The mode is not a policy choice made at runtime. It is a property of how well the step is structurally specified.


A practical test

For any step in your current process where AI is involved, two questions are worth asking. What does the AI need to see to do this step, and where does that context come from? What happens if a human is not available at the moment the step needs to execute?

If the answer to the first question is that the user types the relevant context into a prompt, the step is structurally locked into pair execution, regardless of what the tool promises. If the answer to the second question is that nothing happens and the process stalls, you are running the step in pair execution even if you wanted delegation. These are not failings of the team or of the model. They are design constraints produced by the architecture underneath the tool. When that architecture cannot project context structurally, the three interaction modes collapse into one, and the one that remains is the one that demands the most from human attention.


The next altitude

The three-mode framework is a diagnostic, not a taxonomy to argue about. When an AI deployment feels wrong, it usually feels wrong because the mode the team is running does not match the mode the work requires. Sometimes the work is genuinely pair-execution work and the tooling is fine. Often it is not, and the tooling is quietly limiting what is possible.
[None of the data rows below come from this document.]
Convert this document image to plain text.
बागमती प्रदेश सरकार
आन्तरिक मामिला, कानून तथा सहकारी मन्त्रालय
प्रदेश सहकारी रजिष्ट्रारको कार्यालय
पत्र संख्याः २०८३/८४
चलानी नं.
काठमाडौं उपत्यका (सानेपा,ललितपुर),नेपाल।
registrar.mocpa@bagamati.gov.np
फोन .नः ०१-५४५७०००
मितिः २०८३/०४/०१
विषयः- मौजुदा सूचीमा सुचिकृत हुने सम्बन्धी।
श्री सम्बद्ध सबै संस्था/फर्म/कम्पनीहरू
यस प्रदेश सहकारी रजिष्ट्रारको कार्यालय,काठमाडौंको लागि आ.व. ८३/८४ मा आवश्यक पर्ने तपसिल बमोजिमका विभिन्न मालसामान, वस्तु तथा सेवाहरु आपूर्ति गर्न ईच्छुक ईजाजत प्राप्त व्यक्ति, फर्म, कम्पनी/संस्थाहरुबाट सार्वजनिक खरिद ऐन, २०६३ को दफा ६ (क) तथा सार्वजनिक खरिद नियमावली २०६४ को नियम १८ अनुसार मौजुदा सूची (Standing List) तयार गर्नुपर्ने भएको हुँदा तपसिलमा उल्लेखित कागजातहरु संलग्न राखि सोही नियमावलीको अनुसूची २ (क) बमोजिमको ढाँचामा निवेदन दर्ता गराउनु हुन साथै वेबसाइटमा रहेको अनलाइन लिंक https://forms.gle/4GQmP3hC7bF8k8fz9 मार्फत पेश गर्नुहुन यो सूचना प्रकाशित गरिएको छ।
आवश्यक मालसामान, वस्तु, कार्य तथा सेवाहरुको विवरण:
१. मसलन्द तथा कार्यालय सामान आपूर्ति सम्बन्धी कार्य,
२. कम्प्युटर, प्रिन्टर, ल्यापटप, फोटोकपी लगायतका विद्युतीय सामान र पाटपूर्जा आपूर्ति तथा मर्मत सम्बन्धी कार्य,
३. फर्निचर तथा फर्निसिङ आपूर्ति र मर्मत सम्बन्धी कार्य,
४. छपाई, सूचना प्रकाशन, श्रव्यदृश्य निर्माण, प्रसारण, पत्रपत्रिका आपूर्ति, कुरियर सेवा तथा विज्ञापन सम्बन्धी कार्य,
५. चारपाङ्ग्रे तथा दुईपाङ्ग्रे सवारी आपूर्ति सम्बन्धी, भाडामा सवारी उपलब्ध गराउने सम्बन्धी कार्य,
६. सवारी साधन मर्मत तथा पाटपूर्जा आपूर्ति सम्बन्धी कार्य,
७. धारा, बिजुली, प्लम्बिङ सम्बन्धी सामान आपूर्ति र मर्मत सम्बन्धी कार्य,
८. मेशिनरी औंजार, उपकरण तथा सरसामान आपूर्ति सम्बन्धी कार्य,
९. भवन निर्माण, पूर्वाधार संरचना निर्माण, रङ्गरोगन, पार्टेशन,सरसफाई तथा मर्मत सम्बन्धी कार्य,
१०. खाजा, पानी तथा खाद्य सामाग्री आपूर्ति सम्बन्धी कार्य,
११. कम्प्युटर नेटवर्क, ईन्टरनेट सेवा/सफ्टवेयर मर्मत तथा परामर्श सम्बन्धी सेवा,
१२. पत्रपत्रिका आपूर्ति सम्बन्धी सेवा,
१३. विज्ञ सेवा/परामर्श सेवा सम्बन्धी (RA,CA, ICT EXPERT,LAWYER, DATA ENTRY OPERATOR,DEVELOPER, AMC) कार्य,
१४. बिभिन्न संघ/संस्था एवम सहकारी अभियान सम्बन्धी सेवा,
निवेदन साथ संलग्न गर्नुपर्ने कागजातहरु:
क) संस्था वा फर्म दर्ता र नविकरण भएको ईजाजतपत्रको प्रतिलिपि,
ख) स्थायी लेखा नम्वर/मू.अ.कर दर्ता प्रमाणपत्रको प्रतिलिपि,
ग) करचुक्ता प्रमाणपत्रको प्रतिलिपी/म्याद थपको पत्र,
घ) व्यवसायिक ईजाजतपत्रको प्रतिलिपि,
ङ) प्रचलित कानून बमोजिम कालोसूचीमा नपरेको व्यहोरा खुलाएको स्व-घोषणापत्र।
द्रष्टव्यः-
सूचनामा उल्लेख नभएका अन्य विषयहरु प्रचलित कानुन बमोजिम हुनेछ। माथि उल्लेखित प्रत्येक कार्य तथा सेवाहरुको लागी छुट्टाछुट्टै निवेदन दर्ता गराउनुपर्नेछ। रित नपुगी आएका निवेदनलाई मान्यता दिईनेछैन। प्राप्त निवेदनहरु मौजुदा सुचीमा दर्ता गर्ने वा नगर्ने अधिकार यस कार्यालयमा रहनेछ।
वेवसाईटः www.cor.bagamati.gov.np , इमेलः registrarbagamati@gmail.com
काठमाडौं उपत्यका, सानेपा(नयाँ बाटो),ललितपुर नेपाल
The architectural implication is that these modes become structurally available only when the process above the step is specified clearly enough for context to be projected rather than reconstructed. Interaction design at the task level depends on process design at the next level up. We take up that question in the next post in this series, where the three planning modes at the process level become the structural foundation that makes the three interaction modes at the task level possible.

For now, the question worth sitting with. In your current AI deployment, which of the three modes is each step actually running in, and which one did you want it to run in?